To understand how a compiler analyzes this according to JLS, it is essential to tell apart what are wildcard captures, type variables, inference variables and such.
The type of c is Consumer<capture#1-of ?> (javac would write Consumer<CAP#1>). This type is unknown, but fixed.
The parameter of m2 has type Consumer<? super T>, where T is a type variable to be instantiated by type inference.
During type inference an inference variable, denoted by ecj as T#0, is used to represent T.

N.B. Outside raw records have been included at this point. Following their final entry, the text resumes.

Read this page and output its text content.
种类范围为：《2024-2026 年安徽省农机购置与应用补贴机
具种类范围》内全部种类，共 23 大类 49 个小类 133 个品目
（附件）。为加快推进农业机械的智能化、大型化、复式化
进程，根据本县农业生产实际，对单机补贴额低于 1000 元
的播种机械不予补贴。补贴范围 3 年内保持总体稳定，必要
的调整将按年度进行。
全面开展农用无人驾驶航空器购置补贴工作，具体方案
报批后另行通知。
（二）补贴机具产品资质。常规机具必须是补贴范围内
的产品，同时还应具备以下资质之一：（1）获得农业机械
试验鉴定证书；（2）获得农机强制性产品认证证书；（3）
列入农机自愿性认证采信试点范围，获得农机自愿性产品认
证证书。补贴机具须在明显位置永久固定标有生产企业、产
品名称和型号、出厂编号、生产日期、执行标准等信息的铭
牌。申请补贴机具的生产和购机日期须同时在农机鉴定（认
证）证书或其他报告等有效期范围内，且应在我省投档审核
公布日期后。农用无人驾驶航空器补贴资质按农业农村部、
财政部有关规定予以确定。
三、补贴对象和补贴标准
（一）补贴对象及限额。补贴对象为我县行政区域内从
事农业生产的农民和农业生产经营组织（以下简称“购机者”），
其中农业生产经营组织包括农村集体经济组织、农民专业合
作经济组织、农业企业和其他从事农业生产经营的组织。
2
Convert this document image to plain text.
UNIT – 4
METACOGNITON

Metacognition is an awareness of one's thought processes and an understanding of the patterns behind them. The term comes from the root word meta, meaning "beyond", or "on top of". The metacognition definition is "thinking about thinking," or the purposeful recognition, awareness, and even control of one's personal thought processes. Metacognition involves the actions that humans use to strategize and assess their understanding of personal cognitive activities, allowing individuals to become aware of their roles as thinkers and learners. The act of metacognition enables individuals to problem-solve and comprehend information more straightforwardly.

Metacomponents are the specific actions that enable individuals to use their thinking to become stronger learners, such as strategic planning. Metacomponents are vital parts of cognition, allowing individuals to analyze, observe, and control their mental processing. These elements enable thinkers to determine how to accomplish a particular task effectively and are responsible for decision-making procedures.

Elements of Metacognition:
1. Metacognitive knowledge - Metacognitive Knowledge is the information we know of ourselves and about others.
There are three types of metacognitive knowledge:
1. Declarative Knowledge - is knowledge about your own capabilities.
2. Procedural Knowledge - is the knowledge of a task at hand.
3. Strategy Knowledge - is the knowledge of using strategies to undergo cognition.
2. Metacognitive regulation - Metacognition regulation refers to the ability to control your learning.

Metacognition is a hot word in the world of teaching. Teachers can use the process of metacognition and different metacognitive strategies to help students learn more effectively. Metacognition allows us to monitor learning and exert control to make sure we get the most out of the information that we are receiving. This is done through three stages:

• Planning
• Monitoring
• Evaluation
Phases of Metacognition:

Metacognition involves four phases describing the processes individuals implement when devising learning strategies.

Type inference consists in determining, whether T#0 can be instantiated to any type without violating any given type constraints. In this particular case we start with this contraint:
⟨c → Consumer<? super T#0>⟩
Which is stepwise reduced (by applying JLS 18.2):
⟨Consumer<capture#1-of ?> → Consumer<? super T#0>⟩
⟨capture#1-of ? <= ? super T#0⟩
⟨T#0 <: capture#1-of ?⟩
T#0 <: capture#1-of ?
The last line is a "type bound" and reduction is done. Since no further constraints are involved, resolution trivially instantiates T#0 to the type capture#1-of ?.
By these steps, type inference has proven that m2 is applicable for this particular invocation. qed.
Intuitively, the shown solution tells us: whatever type the capture may represent, if T is set to represent the exact same type, no type constraints are violated. This is possible, because the capture is fixed before starting type inference.